In the early weeks of this year, France introduced one of the most significant overhauls in decades to the rules governing access to French citizenship.
Not only did the changes aim to ensure deeper linguistic and civic integration for foreign residents seeking naturalisation, it also toughened how income from abroad is treated in the income test.
A ministerial circular issued in May 2025 and fully applied from the start of 2026 instructs prefectures to assess applicants’ income very strictly. Applicants must now show five consecutive years of stable, sufficient earnings, largely from French sources, and usually secured via:
A permanent employment contract (contrat à durée indéterminée, or CDI) valid for at least 12 months when the dossier is reviewed, or
A series of fixed‑term contracts (CDD) totalling at least 24 months over the review period.

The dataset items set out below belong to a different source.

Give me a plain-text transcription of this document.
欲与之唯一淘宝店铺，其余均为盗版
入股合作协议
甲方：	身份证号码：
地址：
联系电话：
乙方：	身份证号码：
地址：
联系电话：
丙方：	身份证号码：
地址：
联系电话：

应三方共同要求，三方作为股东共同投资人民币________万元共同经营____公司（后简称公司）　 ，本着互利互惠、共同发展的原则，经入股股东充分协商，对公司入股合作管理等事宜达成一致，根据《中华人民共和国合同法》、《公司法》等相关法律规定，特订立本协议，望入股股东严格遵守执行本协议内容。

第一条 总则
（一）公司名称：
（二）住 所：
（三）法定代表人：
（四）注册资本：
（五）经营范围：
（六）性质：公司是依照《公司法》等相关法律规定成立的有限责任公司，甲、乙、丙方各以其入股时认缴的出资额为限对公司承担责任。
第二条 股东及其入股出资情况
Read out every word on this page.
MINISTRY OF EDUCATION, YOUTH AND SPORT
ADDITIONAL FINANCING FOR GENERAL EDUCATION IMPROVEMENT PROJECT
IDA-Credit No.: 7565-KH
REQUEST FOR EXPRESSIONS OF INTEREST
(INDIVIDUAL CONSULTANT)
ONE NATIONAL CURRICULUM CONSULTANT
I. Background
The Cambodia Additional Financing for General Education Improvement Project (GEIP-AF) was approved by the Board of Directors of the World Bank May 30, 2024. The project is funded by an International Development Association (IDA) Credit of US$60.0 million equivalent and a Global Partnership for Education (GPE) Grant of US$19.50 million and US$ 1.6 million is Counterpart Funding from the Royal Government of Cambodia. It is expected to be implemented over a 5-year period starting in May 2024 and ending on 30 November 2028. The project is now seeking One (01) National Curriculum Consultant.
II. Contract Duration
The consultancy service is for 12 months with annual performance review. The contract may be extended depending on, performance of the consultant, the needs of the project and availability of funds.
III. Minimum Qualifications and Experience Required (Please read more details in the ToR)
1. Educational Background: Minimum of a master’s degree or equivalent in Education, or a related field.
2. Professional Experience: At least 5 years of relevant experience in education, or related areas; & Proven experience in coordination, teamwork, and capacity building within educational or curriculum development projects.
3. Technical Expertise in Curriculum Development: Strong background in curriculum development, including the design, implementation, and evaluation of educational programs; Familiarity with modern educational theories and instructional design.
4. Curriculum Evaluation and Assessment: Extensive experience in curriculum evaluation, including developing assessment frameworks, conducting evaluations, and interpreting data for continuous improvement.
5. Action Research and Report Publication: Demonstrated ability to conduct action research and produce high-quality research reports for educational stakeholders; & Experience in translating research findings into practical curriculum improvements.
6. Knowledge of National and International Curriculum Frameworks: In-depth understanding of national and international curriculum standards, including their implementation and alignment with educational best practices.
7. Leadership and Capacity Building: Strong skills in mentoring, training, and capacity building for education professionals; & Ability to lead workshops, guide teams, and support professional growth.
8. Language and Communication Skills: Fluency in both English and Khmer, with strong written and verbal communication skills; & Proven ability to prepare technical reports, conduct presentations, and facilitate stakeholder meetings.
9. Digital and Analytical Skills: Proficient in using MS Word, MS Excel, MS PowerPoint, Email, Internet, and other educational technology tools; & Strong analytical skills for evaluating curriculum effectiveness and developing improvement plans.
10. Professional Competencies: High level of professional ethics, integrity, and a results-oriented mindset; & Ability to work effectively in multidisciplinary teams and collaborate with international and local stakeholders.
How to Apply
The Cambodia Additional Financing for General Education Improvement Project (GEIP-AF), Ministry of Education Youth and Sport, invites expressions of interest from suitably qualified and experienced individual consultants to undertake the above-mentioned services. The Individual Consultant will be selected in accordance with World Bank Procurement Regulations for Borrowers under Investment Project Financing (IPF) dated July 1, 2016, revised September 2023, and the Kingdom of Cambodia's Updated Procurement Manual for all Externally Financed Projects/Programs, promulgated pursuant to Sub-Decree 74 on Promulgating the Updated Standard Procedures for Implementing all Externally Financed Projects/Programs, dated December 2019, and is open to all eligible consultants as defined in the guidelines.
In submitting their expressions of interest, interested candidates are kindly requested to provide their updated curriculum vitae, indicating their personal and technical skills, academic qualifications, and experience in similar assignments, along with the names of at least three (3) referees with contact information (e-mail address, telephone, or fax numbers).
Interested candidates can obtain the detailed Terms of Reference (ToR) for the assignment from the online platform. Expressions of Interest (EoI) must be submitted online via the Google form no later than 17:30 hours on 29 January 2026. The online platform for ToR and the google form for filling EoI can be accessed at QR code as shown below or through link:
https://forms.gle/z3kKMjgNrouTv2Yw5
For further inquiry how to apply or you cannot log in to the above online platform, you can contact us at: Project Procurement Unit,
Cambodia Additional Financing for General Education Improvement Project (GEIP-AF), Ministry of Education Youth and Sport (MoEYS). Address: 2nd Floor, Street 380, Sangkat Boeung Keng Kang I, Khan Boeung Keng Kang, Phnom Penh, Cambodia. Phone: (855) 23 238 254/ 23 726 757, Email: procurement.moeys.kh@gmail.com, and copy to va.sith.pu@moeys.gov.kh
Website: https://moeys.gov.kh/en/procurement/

Crucially, the circular specifies that income paid from abroad — such as pensions, investment dividends or salaries for remote work — along with most social benefits, should generally not count toward the economic integration requirement, unless exceptional circumstances apply.
The prefectures’ strict application of these eligibility criteria has already had dramatic effects: many applications are being rejected outright at the first pass if they fail to meet the French‑earned income test, with little room for supplementary documentation or explanations.
Among the groups most affected by the new income rules are retirees who live in France and receive most of their income in the form of a foreign pension. For them, demonstrating a positive French sourced income test is almost impossible.
Several such applicants have reported receiving refusals on the basis that they do not satisfy the “French‑sourced income” criterion — despite years of residence in France, payment of French taxes, and social and familial ties to the country they call home.
In response to mounting complaints, the French authorities have begun to clarify that exceptions — albeit narrow and individually assessed — may be made for retiree applicants whose income comes predominantly from overseas and who would not normally be able to demonstrate that most of their income was of French origin.
An interior ministry spokesperson stated to us that the possibility of exemptions exists but stressed that each case must be justified individually and that clear criteria have not always been communicated to applicants.
This acknowledgement follows sympathetic remarks recently by a government minister that the administrative doctrine needed to be change, as well as questions in the Senate about the policy.
One of the key factors that may have influenced this review is the legal context as naturalisation statutes in the French Civil Code do not explicitly restrict acceptable income to French‑sourced earnings. The risk of legal challenge is, therefore, high.